Attorneys for Elaine Marshall, who attended Monday’s hearing, said Preston has waged a campaign of lawsuits in Louisiana and Texas since 2015 seeking to disinherit his mother and brother, Pierce Marshall Jr., and trying to seize the family fortune and control over family trusts, foundations and entities.

Although some have said the Harrier Trust has billions attached to it, Elaine Marshall’s attorneys dispute that and insist the billion-dollar figure applies to the entire J. Howard Marshall II estate. Those attorneys also have said the Harrier Trust is not part of the estate, was funded by Elaine Marshall and has a value of about $17 million.

Attorneys for Preston Marshall told Simon on Monday they wanted her to hear testimony from several people — including other judges — and they also wanted to introduce information regarding litigation that had taken place in Texas. Simon was not in favor of doing either of those things.

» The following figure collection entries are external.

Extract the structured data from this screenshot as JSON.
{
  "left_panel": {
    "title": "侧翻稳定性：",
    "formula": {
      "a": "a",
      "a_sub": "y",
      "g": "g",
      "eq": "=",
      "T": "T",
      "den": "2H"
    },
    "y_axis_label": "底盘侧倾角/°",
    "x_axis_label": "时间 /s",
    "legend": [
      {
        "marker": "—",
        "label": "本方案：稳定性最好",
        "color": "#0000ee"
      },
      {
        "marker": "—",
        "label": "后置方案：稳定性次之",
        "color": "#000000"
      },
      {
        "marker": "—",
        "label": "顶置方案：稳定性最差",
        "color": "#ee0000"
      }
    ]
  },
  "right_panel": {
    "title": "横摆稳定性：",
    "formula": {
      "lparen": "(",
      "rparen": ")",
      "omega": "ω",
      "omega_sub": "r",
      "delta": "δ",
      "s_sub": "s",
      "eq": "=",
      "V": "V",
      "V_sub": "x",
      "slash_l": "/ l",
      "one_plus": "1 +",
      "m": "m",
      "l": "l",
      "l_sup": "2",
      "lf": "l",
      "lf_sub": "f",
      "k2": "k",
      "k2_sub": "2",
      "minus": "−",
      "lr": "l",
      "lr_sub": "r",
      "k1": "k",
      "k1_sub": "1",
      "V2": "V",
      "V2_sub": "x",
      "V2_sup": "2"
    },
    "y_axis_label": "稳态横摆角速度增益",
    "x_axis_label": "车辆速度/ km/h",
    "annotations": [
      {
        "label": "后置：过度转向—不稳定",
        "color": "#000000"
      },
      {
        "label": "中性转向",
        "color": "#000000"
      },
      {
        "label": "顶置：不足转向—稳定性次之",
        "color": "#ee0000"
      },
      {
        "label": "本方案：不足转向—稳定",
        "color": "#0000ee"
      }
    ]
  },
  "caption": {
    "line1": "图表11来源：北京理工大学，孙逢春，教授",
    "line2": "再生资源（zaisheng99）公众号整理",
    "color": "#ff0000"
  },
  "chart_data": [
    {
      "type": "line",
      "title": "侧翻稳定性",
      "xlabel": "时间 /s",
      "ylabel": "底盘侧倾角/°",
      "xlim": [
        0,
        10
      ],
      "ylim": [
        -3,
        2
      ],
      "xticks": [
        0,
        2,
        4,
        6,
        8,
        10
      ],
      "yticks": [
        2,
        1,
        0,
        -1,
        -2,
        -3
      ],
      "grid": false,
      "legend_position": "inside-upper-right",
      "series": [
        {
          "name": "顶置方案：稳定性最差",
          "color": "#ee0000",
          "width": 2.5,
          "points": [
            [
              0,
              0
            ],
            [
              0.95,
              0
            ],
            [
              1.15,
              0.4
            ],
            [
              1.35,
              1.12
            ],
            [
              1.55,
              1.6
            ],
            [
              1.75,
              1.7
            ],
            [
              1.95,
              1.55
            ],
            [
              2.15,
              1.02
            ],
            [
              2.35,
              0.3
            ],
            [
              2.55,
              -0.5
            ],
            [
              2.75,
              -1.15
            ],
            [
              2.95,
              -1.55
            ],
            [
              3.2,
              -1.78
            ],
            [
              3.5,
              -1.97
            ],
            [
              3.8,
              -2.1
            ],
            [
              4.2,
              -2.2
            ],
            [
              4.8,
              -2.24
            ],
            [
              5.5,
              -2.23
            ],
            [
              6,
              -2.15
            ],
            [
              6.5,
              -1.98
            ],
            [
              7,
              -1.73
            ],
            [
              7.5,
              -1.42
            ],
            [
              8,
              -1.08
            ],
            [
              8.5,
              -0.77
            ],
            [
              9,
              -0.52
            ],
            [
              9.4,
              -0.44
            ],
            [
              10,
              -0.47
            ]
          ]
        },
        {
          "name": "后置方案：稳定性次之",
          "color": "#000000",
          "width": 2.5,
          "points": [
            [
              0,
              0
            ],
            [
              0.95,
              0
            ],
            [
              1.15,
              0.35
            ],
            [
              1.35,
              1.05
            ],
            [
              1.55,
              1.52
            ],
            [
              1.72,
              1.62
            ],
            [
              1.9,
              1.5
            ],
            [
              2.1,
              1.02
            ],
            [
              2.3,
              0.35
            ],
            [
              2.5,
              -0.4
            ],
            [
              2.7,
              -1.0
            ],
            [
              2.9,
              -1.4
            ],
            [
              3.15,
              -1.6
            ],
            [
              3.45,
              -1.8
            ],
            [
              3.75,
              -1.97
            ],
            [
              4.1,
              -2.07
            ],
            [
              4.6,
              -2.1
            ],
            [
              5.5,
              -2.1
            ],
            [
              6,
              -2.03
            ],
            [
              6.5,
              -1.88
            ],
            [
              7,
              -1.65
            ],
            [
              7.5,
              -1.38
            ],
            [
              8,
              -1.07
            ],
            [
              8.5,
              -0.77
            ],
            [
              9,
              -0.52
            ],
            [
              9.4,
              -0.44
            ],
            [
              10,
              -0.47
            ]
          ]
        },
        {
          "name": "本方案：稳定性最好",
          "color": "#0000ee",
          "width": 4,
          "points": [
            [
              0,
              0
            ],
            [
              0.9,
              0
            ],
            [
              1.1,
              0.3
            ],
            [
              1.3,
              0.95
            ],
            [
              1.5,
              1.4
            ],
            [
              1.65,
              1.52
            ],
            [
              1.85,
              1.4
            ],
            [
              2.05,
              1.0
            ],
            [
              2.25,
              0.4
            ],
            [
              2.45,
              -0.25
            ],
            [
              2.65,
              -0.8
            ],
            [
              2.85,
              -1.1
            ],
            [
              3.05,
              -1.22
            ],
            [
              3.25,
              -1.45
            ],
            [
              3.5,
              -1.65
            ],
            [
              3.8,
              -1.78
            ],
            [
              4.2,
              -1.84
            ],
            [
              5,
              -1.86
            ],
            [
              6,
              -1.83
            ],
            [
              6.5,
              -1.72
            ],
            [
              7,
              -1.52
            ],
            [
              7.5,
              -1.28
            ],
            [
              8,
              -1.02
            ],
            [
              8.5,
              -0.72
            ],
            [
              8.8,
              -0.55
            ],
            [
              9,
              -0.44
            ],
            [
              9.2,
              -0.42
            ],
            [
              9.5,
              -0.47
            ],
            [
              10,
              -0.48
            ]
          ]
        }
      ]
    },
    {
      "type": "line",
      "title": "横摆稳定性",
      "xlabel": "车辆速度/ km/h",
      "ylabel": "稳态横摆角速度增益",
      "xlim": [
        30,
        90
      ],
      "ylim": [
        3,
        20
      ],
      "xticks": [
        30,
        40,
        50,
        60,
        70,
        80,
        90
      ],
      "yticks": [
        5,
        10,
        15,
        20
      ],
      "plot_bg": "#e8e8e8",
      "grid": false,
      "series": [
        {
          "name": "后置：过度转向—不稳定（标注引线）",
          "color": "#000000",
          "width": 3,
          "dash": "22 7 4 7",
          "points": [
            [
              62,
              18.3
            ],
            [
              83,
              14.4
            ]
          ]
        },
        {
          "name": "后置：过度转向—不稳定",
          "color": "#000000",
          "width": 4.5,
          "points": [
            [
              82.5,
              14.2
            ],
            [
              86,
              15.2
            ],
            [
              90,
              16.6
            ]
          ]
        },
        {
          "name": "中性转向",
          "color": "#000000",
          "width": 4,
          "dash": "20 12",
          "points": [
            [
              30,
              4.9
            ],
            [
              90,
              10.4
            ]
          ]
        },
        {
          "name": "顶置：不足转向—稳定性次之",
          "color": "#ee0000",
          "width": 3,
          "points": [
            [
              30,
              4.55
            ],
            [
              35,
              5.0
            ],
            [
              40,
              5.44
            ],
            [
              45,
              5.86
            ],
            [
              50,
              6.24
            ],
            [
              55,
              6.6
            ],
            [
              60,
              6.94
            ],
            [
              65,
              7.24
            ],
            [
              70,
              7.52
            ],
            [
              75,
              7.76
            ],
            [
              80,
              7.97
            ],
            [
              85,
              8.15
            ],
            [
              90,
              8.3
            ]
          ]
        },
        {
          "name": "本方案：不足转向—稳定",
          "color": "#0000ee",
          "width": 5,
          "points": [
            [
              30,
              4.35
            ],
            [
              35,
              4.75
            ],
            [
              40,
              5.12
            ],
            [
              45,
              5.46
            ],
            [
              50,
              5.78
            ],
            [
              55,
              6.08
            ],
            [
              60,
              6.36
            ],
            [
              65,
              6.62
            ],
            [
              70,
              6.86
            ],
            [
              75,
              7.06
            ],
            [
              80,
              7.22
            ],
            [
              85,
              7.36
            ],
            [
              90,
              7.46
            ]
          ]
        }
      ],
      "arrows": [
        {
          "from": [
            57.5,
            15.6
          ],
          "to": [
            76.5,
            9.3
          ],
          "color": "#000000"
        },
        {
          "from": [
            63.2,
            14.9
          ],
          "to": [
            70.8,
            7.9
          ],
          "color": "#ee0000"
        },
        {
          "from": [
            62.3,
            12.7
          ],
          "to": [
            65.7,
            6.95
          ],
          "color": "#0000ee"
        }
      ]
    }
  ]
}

“This is a paper case,” she said. “We don’t need testimony. Whatever happened in Texas is not a concern to me; what happened in Louisiana is the concern.”

Preston Marshall’s attorneys had earlier filed a motion asking for Wilson to be recused because of her familiarity or affiliations with Judge Lilynn Cutrer, a local family court judge who has been appointed as a trustee over the Harrier Trust.

Another local judge, Judge Clayton Davis, filed an order with the state Supreme Court asking for an ad hoc judge to be appointed to hear the recusal motion and also questioned Cutrer’s appointment as trustee. Davis stepped back from hearing the recusal motion because he had previous business dealings with the Lundy Law Firm, which represents Preston Marshall.

Simon only took action on the recusal motion. She said one issue that concerned her is that Preston Marshall’s attorneys waited so long to express any concerns involved with Wilson overseeing the Harrier Trust case.

Jeff Chambers, one of his attorneys, said, “We couldn’t file a motion of recusal until we saw a reason for it.”

Walt Sanchez, an attorney for Elaine Marshall, called that “last-minute gamesmanship.” He said, “They are simply fighting over turf.”

There are several local attorneys involved in the Harrier Trust case including Todd S. Clemons and Sanchez, who both represent Elaine Marshall. Representing Preston Marshall locally are Hunter Lundy and Rudie Soileau.